Within our bodies and in the natural environment, organosulfur compounds are commonly available. Organosulfur has included onions, shallots, and even cauliflower. Medical research shows that they can guard against obesity, heart disease and even diabetes if they are ingested. There is also proof of the antiviral and antibacterial applications of these compounds. Approximately a quarter of all drugs are currently using OSCs.
The use of sulfur atoms in the manufacture of medicines, though, is a double-edged sword. The addition of sulfur into a molecule is difficult because presently available chemical instruments do not allow researchers to inject sulfur into high precision molecules. This shortcoming affects the ability of researchers to make chemicals that might one day become medications, as well as the potential efficacy of new drugs that rely on a particular structure of artificial sulfur molecules. UTSA also conducted work aimed at overcoming this roadblock to promote the development of new medicines.

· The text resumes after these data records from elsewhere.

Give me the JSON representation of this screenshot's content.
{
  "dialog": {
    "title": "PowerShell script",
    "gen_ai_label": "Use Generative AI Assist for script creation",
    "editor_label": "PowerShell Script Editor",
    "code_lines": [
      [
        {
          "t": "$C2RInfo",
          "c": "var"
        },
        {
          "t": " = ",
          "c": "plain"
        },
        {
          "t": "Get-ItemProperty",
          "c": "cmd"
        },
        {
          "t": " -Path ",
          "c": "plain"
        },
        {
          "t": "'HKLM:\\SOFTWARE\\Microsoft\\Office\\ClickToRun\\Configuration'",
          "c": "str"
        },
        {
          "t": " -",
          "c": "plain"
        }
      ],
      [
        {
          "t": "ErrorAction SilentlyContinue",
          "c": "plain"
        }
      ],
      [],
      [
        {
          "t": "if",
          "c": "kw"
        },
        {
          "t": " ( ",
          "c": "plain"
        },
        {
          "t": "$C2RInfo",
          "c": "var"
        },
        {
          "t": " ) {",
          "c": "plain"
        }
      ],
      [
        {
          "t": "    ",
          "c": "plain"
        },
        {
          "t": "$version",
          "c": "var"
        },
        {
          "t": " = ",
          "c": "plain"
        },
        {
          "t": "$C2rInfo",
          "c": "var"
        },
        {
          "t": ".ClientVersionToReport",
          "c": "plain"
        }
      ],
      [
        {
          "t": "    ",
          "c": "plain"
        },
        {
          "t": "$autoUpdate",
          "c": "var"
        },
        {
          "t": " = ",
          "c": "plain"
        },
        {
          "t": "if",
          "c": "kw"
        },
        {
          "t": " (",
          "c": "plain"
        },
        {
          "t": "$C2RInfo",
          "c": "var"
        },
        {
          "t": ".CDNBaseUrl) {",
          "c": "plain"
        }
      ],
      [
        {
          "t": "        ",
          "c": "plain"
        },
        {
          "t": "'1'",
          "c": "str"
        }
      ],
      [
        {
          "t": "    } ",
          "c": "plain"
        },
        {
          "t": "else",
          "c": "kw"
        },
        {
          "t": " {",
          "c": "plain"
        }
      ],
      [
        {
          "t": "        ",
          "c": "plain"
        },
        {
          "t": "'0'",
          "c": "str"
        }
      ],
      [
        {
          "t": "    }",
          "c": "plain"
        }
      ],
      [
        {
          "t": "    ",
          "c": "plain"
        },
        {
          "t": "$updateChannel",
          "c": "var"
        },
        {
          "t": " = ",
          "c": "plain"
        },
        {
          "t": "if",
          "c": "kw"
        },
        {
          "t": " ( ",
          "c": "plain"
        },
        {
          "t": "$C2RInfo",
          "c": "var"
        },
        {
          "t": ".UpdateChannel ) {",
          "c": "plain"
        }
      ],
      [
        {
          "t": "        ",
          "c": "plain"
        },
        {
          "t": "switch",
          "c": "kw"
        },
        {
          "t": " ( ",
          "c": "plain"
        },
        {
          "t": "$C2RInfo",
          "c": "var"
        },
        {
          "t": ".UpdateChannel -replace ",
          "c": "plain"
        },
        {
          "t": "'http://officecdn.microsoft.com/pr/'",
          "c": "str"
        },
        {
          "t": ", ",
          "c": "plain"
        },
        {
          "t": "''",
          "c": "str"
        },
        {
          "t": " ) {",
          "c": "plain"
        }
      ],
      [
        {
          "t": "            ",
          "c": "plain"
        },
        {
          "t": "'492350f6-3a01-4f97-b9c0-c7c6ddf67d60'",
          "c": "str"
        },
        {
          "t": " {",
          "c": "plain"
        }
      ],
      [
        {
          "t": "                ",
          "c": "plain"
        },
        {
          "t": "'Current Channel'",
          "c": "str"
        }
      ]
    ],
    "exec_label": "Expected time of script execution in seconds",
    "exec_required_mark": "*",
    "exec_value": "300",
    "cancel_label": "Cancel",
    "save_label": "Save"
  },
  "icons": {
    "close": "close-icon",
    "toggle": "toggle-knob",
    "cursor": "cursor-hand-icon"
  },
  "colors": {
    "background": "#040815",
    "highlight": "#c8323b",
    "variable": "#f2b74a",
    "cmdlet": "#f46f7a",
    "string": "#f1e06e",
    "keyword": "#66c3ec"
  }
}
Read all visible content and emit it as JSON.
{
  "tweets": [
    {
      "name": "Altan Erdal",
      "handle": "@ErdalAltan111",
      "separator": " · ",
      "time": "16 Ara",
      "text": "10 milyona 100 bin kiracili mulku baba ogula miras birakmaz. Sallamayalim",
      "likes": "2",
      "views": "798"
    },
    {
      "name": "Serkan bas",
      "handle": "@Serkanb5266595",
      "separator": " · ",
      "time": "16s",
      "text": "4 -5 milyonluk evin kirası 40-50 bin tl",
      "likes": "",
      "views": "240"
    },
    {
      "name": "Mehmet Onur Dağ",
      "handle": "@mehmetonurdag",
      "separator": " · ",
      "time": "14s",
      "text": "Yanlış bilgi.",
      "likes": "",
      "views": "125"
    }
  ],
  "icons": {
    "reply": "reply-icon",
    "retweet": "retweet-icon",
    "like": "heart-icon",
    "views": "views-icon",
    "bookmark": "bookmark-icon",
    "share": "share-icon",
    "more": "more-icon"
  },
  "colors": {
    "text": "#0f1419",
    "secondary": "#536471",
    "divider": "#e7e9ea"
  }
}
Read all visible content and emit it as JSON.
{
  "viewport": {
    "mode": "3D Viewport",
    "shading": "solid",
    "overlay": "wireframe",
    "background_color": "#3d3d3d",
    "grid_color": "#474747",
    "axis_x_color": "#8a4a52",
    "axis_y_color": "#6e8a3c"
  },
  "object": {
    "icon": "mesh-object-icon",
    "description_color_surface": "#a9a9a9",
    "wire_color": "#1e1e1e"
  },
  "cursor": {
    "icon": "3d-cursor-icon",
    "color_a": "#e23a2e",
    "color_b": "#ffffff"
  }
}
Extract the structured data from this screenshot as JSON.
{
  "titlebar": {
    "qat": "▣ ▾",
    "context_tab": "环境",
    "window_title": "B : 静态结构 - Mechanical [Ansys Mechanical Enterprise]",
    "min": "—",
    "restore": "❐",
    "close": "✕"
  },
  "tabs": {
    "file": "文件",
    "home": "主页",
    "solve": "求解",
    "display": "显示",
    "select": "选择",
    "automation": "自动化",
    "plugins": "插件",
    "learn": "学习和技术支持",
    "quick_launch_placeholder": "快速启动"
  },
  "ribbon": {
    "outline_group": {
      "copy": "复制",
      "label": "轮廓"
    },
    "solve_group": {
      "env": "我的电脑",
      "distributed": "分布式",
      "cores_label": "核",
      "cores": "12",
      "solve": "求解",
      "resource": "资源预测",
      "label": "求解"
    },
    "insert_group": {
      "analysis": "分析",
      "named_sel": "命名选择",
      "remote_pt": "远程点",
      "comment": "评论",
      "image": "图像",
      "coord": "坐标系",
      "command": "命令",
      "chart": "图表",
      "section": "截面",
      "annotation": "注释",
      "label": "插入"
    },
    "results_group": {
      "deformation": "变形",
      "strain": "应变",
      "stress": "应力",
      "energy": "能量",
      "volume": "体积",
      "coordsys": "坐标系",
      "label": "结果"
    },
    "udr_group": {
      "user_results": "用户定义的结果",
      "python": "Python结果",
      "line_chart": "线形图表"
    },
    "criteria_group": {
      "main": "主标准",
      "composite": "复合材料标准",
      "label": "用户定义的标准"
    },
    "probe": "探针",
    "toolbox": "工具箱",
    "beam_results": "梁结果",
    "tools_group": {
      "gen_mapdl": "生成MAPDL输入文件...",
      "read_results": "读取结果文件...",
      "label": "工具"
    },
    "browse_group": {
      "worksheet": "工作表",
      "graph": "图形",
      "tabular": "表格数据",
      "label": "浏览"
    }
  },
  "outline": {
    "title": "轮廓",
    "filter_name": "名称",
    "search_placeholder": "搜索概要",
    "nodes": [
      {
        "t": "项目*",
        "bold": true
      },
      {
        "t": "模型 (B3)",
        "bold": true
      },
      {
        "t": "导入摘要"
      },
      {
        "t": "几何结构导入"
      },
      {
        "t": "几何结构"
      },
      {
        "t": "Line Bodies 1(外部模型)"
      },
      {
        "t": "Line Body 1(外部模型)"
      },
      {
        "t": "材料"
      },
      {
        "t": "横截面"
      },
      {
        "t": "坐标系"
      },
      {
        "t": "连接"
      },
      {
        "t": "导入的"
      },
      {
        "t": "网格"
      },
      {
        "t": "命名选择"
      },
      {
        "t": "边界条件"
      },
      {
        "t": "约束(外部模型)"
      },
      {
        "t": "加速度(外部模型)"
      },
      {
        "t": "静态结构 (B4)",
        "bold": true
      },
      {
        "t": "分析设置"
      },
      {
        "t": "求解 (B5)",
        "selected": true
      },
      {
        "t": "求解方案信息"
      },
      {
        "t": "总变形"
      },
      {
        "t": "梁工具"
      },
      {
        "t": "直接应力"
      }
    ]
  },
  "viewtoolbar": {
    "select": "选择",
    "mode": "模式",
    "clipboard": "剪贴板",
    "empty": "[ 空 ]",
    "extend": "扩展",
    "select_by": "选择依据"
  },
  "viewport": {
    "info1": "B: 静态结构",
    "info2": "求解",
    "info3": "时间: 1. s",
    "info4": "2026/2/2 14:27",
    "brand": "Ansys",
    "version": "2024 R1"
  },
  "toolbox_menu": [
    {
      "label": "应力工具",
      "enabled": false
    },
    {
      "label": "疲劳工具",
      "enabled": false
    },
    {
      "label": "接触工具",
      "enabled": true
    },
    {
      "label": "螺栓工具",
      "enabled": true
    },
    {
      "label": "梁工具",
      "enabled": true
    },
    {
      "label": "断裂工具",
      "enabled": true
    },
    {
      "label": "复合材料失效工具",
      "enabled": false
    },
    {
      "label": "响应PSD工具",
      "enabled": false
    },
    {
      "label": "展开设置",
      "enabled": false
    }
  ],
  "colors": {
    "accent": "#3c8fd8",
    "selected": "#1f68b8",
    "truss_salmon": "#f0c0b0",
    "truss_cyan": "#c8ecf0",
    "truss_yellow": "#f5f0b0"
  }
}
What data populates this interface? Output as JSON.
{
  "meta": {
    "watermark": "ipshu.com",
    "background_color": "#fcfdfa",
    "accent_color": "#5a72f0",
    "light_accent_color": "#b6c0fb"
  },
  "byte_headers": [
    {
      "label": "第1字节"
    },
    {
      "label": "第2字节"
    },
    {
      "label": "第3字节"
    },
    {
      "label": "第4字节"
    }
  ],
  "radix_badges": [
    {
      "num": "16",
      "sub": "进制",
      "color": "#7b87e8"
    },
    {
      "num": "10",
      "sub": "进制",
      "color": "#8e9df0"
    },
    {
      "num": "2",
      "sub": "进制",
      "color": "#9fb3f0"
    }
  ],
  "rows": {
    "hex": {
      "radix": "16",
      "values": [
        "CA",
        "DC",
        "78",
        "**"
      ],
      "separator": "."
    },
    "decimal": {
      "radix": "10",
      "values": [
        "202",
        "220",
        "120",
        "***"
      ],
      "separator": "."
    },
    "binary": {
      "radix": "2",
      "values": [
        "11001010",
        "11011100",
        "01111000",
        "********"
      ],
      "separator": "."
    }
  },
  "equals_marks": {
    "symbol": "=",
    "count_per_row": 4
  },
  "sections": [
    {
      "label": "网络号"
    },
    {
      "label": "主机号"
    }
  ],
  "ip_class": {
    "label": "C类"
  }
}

“Our ultimate goal is to build a wide range of artificial sulfur-containing compounds that will become readily accessible for biological synthesis and drug development applications,” says Associate Professor Oleg Larionov, chief investigator at the UTSA Department of Chemistry for this project. We want to contribute to improving human health care through the more efficient synthesis of small molecule biological samples and curative agents. ”
Sulfur is the most common atom in small molecule pharmaceuticals after oxygen and nitrogen, and one-quarter of the small molecule drugs most prescribed are organosulfur compounds. More than 37% of all FDA-approved organosulfur drugs at the functional group level contain the sulfonyl group, stressing the importance of this particular group in drug design. The latest synthesis methods that are used to produce organosulfur compounds are complex, for example, chemists frequently fail to synthesize organosulfur substances with a specific structural geometry. Existing syntheses usually result in material mixtures of multiple isomers of chemo, regio, and stereo. Compounds with different structures of chemo-, regio-and stereo are made by the same atom types and numbers but assembled in different ways.
Professor Larionov intends to create methods to improve the result of the synthesis with particular chemo-, regio-and stereoselectivity of these sulfur-containing products.
The UTSA team will use more than $1 million in grants from the Government health Institutes to enhance these therapeutic agents ‘ production.
UTSA scientists plan to use intermediate oxidation states of organosulfur materials, in specific sulfinates, to resolve the industry’s limitations of existing methods, including the lack of efficient methods to synthesize sulfinates directly from plentiful catalysts.
“We want modern solutions simplified and long-standing medicinal chemistry problems solved,” says Larionov. “The basis for future medicinal chemistry research is our efforts and discoveries.”